Het gedicht "The Soldier" is een van de meest suggestieve en aangrijpende gedichten van de Engelse dichter Rupert Brooke (1887-1915) en een voorbeeld van de gevaren van het romantiseren van de Eerste Wereldoorlog, het troosten van de overlevenden maar het bagatelliseren van de grimmige realiteit. Geschreven in 1914, worden de lijnen nog steeds gebruikt in militaire gedenktekens vandaag.
Als ik zou sterven, denk dan alleen aan mij:
Dat er een hoek van een vreemd veld is
Dat is voor altijd Engeland. Er zal zijn
In die rijke aarde verborgen een rijker stof;
Een stof die Engeland droeg, vormde, bewust maakte,
Gaf eens haar bloemen om lief te hebben, haar manieren om rond te dwalen,
Een lichaam van Engeland, ademende Engelse lucht,
Gewassen door de rivieren, gezegend door de zonnen van thuis.
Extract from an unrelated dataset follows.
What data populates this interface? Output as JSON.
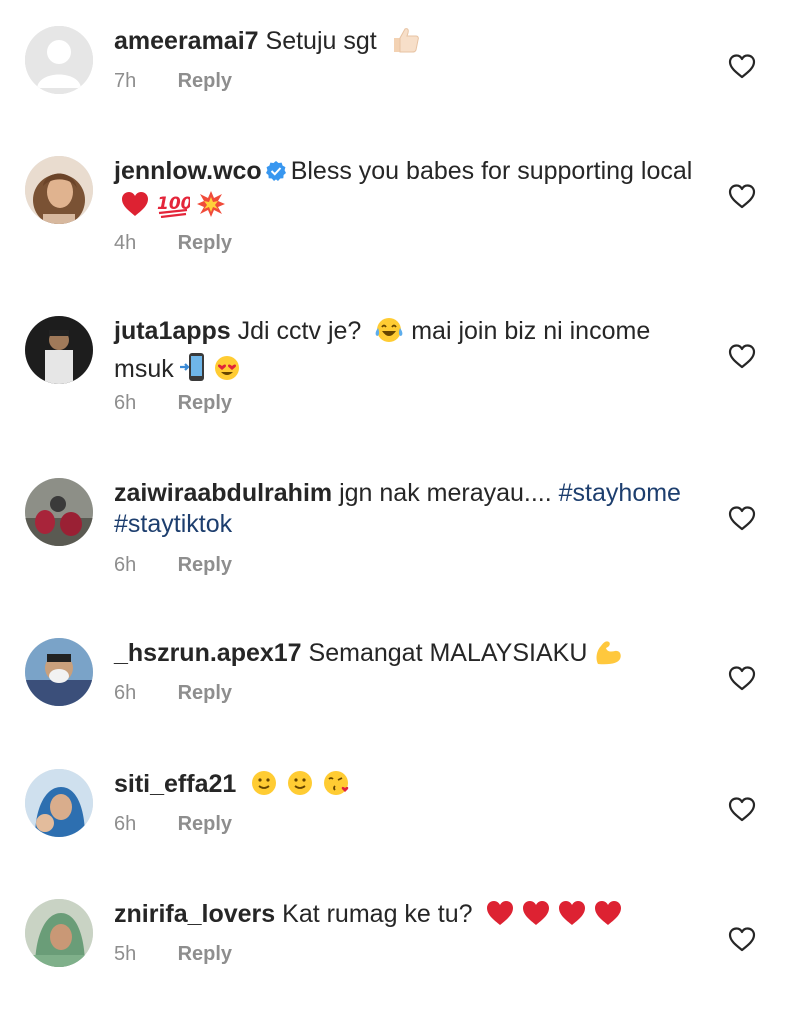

En denk, dit hart, alle kwaad vergoot zich,
Een pols in de eeuwige geest, niet minder
Geeft ergens terug de gedachten van Engeland;
Haar beelden en geluiden; dromen gelukkig als haar dag;
En gelach, geleerd van vrienden; en zachtheid,
In harten in vrede, onder een Engelse hemel.
Rupert Brooke, 1914
"The Soldier" was de laatste van vijf gedichten van Brooke's War Sonnets over het begin van de Eerste Wereldoorlog. Toen Brooke het einde van zijn serie bereikte, wendde hij zich tot wat er gebeurde toen de soldaat stierf in het buitenland, midden in het conflict . Toen 'The Soldier' werd geschreven, werden de lichamen van militairen niet regelmatig teruggebracht naar hun thuisland, maar begraven in de buurt waar ze waren gestorven. In de Eerste Wereldoorlog produceerde dit enorme begraafplaatsen van Britse soldaten in 'vreemde velden', waardoor Brooke deze graven kan uitbeelden als een stuk van de wereld dat voor altijd Engeland zal zijn. Bij het begin van de oorlog schreef Brooke het grote aantal soldaten voor wiens lichamen, aan flarden gescheurd of begraven door granaatvuur, begraven en onbekend zouden blijven als gevolg van de methoden om die oorlog te bestrijden.
Voor een natie die wanhopig het zinloze verlies van zijn soldaten wilde omzetten in iets dat kon worden opgevangen, zelfs gevierd, werd het gedicht van Brooke een hoeksteen van het herdenkingsproces en wordt het nog steeds intensief gebruikt. Het is beschuldigd, niet zonder verdienste, van het idealiseren en romantiseren van oorlog, en staat in schril contrast met de poëzie van Wilfred Owen (1893-1918). Religie staat centraal in de tweede helft van 'The Soldier', waarmee het idee wordt uitgedrukt dat de soldaat in een hemel zal ontwaken als een verzilverende functie voor zijn dood in oorlog.
Het gedicht maakt ook veel gebruik van patriottische taal: het is geen dode soldaat, maar een "Engelse", geschreven in een tijd dat Engels (door de Engelsen) als het beste werd beschouwd. De soldaat in het gedicht overweegt zijn eigen dood, maar is niet geschokt noch spijtig. In plaats daarvan staan religie, patriottisme en romantiek centraal om hem af te leiden. Sommige mensen beschouwen het gedicht van Brooke als een van de laatste grote idealen voordat de ware gruwel van moderne gemechaniseerde oorlogvoering aan de wereld duidelijk werd gemaakt, maar Brooke had actie gezien en kende een geschiedenis waarin soldaten al eeuwenlang stierven aan Engelse avonturen in het buitenland. en schreef het nog steeds.
Rupert Brooke, een gevestigde dichter voor het uitbreken van de Eerste Wereldoorlog, had gereisd, geschreven, in en uit liefde gevallen, zich aangesloten bij grote literaire bewegingen en hersteld van een mentale ineenstorting al vóór de oorlogsverklaring, toen hij zich aanmeldde voor de Royal Naval Divisie. Hij zag gevechtsacties in de strijd om Antwerpen in 1914, evenals een terugtocht. Terwijl hij op een nieuwe inzet wachtte, schreef hij de korte set van vijf War Sonnets uit 1914, die werd afgesloten met één genaamd De soldaat. Kort daarna werd hij naar de Dardanellen gestuurd, waar hij een aanbod weigerde om van de frontlinies te worden verwijderd - een aanbod gestuurd omdat zijn poëzie zo geliefd en goed was voor werving - maar stierf op 23 april 1915 aan bloedvergiftiging door een insectenbeet die een lichaam verzwakte dat al door dysenterie was verwoest.